Le suspect a été interpellé vendredi par la police (illustration). — F.Brenon/20Minutes

Un homme a été mis en examen et écroué dimanche, suspecté d’avoir violemment frappé son fils de 6 ans à Tremblay-en-France (Seine-Saint-Denis), a-t-on appris auprès du parquet de Bobigny. Le petit garçon, transporté à l’hôpital Necker par les secours, est décédé dans la nuit de dimanche à lundi, a indiqué le parquet. Il souffrait de « lésions cérébrales irréversibles » qui l’avaient plongé dans un état de mort cérébrale.

Entendu en garde à vue vendredi après les faits présumés, le père de famille de 45 ans a été, pour l’instant, mis en examen pour « violences ayant entraîné une infirmité permanente sur mineur de quinze ans par ascendant », en attendant une éventuelle requalification des faits, et placé en détention provisoire, a indiqué le parquet. Une information judiciaire, menée par un juge d’instruction, a été ouverte. Les faits se sont déroulés vendredi après-midi à Tremblay-en-France, au domicile familial où résident le couple et ses enfants, selon une source policière.

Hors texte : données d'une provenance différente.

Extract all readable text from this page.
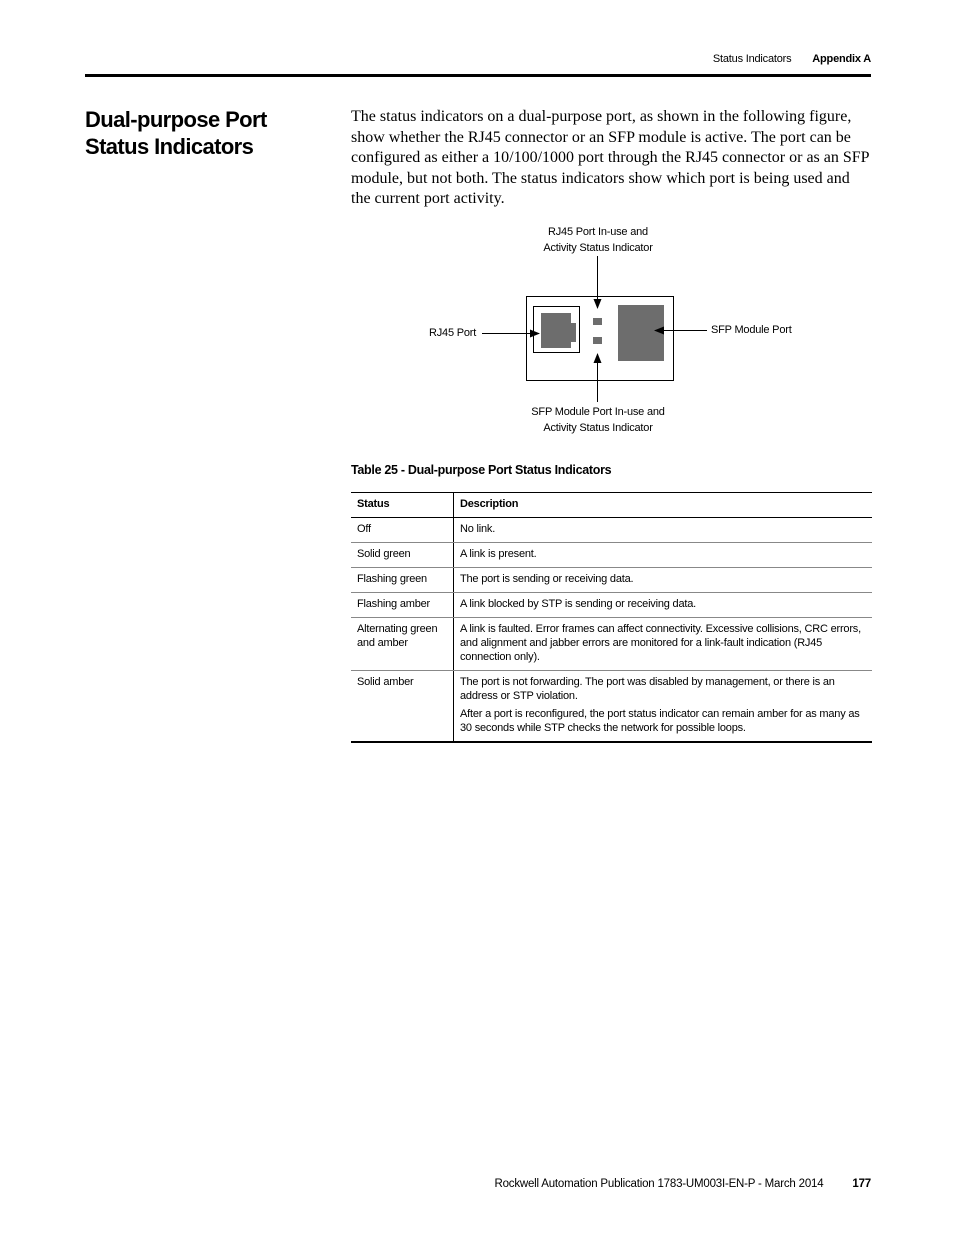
Status Indicators Appendix A
Dual-purpose Port Status Indicators
The status indicators on a dual-purpose port, as shown in the following figure, show whether the RJ45 connector or an SFP module is active. The port can be configured as either a 10/100/1000 port through the RJ45 connector or as an SFP module, but not both. The status indicators show which port is being used and the current port activity.
RJ45 Port In-use and
Activity Status Indicator
RJ45 Port	SFP Module Port
SFP Module Port In-use and
Activity Status Indicator
Table 25 - Dual-purpose Port Status Indicators
Status	Description
Off	No link.
Solid green	A link is present.
Flashing green	The port is sending or receiving data.
Flashing amber	A link blocked by STP is sending or receiving data.
Alternating green and amber	A link is faulted. Error frames can affect connectivity. Excessive collisions, CRC errors, and alignment and jabber errors are monitored for a link-fault indication (RJ45 connection only).
Solid amber	The port is not forwarding. The port was disabled by management, or there is an address or STP violation.

After a port is reconfigured, the port status indicator can remain amber for as many as 30 seconds while STP checks the network for possible loops.

Rockwell Automation Publication 1783-UM003I-EN-P - March 2014	177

Augmentation des violences conjugales avec le coronavirus

Les violences conjugales ou intrafamiliales sont exacerbées depuis le début du confinement, décidé par le gouvernement le 17 mars pour lutter contre la propagation du nouveau coronavirus. Le ministre de l’Intérieur Christophe Castaner a affirmé jeudi que les violences conjugales avaient augmenté de 36 % dans la zone de la préfecture de police de Paris, dont fait partie la Seine-Saint-Denis.

La secrétaire d’État à l’Égalité femmes-hommes, Marlène Schiappa, a annoncé samedi l’installation de « points d’accompagnement éphémères » dans des centres commerciaux pour accueillir les victimes de violences conjugales, dont les déplacements sont limités et la prise en charge rendue compliquée par le confinement. « La situation peut dégénérer à tout moment quand on vit avec une personne violente », a-t-elle rappelé.